En guise d’annexe – Les associations au sein de l’essai PrEP
Comité de pilotage (groupe d’élaboration)
TRT-5 s’apprête à laisser sa place au sein du groupe d’élaboration (ou « Comité de pilotage ») de l’essai, instance à ce jour centrale de l’essai ; notre collectif y était représenté par deux personnes. L’échéance de fin de notre participation n’a pas encore été fixée. Outre AIDES, qui y participe en tant que co-opérateur de la recherche, deux associations ont été sollicitées par l’ANRS pour y participer : le SNEG et l’Inter-LGBT. Les rôles et la composition de ce groupe pour l’avenir doivent être discutées avec l’ANRS, en lien avec la création d’un Conseil scientifique.
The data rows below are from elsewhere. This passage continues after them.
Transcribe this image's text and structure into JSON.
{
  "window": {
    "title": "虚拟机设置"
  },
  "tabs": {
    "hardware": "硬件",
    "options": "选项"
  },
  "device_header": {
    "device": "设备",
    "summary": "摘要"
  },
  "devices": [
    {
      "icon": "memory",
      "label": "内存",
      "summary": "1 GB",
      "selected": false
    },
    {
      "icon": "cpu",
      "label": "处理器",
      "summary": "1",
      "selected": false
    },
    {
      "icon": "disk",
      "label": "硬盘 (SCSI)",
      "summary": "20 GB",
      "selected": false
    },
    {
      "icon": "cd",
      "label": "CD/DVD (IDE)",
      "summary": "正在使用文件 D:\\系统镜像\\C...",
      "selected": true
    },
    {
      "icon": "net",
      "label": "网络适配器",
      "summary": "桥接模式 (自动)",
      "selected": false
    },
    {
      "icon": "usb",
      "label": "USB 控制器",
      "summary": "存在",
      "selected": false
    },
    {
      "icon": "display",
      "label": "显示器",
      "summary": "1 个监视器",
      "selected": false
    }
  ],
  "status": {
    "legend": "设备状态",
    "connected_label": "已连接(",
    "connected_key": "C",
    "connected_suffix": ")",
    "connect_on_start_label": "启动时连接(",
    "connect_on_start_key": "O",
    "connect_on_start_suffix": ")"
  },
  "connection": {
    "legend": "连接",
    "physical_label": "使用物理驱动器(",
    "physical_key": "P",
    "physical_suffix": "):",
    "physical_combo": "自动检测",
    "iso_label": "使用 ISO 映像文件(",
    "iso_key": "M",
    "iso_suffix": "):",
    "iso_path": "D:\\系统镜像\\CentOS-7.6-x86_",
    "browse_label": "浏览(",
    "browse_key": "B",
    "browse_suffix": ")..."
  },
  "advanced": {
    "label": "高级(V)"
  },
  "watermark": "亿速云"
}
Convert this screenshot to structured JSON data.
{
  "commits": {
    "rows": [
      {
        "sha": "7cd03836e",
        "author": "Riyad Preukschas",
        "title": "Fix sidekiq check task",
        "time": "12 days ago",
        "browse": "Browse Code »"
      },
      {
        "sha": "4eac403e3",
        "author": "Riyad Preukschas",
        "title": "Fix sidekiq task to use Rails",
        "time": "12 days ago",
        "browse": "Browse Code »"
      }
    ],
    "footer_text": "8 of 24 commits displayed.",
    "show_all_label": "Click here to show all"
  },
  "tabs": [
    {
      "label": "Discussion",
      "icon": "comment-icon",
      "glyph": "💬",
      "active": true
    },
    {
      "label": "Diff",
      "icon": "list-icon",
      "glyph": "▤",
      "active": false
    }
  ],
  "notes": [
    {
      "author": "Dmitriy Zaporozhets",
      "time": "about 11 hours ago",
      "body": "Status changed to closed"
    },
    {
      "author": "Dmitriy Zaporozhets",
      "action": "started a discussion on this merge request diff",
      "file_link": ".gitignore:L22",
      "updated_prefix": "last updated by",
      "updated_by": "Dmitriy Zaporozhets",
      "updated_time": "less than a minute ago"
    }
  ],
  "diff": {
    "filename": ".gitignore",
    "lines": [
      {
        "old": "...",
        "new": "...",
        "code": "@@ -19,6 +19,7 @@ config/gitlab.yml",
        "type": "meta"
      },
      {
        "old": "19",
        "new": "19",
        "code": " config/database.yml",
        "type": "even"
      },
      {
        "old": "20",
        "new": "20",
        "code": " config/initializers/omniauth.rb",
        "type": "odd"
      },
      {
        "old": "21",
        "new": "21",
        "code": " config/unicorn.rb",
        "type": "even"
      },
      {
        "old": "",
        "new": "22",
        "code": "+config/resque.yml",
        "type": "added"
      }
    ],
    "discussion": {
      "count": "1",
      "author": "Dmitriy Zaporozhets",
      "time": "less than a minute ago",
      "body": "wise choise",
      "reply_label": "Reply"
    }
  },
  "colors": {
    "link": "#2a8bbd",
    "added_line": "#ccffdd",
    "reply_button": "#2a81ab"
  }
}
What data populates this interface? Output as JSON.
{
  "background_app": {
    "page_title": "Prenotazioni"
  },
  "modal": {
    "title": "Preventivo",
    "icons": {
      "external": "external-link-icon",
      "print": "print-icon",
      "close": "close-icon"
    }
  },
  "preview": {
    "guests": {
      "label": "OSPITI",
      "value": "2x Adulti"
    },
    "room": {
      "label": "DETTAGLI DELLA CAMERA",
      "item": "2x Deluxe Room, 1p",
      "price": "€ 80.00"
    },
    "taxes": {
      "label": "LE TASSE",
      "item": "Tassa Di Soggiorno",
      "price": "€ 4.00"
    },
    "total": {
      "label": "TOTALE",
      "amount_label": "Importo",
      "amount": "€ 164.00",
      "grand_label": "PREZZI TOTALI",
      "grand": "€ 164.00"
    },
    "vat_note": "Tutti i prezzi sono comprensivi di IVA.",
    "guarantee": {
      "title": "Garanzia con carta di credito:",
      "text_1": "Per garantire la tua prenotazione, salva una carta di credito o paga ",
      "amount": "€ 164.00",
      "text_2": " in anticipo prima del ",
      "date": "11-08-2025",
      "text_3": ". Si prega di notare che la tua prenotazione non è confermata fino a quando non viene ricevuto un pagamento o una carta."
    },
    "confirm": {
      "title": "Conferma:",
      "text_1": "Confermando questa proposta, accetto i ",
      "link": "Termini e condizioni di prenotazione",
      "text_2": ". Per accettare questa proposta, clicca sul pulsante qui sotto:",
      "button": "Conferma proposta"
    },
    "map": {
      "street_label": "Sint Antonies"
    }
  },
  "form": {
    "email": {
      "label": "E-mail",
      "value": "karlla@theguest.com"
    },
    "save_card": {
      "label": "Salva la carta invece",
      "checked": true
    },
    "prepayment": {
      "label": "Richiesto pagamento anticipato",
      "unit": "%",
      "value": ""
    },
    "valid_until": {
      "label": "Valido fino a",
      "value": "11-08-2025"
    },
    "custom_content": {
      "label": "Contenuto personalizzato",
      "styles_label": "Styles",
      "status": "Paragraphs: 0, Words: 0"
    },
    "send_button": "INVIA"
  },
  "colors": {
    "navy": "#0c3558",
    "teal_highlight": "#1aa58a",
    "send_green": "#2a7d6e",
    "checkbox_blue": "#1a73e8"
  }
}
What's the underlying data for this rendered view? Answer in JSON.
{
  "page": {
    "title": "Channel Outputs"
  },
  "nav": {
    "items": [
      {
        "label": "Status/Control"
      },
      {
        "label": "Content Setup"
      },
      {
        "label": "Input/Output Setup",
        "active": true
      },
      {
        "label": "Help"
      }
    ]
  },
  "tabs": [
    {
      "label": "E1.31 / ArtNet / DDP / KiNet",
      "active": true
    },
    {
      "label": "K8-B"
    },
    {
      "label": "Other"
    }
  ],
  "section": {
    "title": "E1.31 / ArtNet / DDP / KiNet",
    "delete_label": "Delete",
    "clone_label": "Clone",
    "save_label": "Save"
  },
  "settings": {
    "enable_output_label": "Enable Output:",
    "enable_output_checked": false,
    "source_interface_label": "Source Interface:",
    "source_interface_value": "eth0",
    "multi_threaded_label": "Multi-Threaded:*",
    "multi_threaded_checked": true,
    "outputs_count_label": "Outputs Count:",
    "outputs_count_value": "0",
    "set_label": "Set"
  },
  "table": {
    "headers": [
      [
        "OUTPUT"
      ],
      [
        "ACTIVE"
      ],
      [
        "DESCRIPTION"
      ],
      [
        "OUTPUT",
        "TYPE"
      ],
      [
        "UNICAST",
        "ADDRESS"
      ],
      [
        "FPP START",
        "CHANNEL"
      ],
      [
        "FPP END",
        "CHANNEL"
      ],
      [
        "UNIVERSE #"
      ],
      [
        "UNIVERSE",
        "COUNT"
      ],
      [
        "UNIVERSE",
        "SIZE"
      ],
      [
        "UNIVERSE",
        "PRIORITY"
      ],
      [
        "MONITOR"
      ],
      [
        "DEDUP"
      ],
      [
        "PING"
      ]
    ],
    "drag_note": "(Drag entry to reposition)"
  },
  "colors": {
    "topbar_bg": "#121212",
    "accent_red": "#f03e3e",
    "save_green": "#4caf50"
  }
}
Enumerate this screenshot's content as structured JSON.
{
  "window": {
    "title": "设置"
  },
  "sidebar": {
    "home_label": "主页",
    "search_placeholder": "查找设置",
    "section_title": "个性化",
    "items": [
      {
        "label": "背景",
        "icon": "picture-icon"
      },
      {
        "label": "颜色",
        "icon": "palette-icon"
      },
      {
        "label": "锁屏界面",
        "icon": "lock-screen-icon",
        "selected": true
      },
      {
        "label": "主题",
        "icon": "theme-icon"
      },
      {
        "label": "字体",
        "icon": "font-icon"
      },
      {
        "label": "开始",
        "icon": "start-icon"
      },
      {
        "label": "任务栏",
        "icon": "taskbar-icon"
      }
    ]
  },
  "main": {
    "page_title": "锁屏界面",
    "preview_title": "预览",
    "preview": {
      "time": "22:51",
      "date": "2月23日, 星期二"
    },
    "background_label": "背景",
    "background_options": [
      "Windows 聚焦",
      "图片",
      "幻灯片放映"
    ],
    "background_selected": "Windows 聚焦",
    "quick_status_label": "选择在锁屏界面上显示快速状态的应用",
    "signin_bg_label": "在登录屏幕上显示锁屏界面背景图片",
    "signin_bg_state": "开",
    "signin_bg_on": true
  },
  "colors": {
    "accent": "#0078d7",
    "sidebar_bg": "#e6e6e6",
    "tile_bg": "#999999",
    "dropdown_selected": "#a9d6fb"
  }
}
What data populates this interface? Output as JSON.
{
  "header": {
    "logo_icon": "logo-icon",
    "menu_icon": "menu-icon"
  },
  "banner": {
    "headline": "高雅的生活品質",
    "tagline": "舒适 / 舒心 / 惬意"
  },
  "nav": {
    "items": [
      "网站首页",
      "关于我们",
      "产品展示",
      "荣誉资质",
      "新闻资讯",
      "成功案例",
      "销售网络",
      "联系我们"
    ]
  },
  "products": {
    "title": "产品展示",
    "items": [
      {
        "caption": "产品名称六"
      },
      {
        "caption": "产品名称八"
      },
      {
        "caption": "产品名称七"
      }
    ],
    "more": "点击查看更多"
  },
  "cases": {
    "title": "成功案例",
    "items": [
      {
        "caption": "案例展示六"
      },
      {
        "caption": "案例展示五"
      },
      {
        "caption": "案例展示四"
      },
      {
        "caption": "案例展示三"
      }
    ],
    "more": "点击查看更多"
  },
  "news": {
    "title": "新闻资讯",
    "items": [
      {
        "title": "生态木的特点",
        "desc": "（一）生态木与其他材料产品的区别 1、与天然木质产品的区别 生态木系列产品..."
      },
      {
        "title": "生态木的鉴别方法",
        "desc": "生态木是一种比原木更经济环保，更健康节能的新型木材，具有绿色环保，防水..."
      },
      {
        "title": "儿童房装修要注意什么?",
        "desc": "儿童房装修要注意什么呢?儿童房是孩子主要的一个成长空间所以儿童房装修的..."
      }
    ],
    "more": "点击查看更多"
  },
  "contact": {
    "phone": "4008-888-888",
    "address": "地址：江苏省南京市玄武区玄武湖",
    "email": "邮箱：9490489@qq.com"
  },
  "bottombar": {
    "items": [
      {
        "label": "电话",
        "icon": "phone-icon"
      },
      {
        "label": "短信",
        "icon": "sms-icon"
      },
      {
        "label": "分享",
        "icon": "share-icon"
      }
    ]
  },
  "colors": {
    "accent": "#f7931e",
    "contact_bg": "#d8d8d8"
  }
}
Il conviendra que les associations s’accordent sur leur mode de participation. Groupe « Communication et communautés »
Ce groupe est chargé de la définition de la stratégie d’information et communication sur l’essai, d’ici au lancement de sa phase pilote, mais aussi durant son déroulement. C’est lui qui est en charge de l’organisation de la première réunion d’information aux associations, prévue pour se tenir le 19 février. TRT-5, le SNEG et AIDES y participent actuellement. La place du TRT-5 sera probablement à reconsidérer dans les prochains temps, notamment une fois que cette réunion se sera tenue. Conseil scientifique
Comme l’ensemble des essais biomédicaux de l’ANRS, l’essai de PrEP sera conduit sous la responsabilité d’un Conseil scientifique. Il est nécessaire que, conformément aux usages en vigueur au sein de l’Agence, cette instance comprenne une représentation des intérêts des participants à la recherche. Comité indépendant
Comme l’ensemble des essais biomédicaux de l’ANRS, la protection de la sécurité des participants à l’essai de PrEP sera assurée par un Comité indépendant. Il est nécessaire que, conformément aux usages en vigueur au sein de l’Agence, cette instance comprenne une représentation des intérêts des sujets de la recherche. TRT-5 propose d’ores et déjà d’en faire partie, en lien avec d’autres acteurs, conformément à sa mission de protection des intérêts et des droits des participants à la recherche.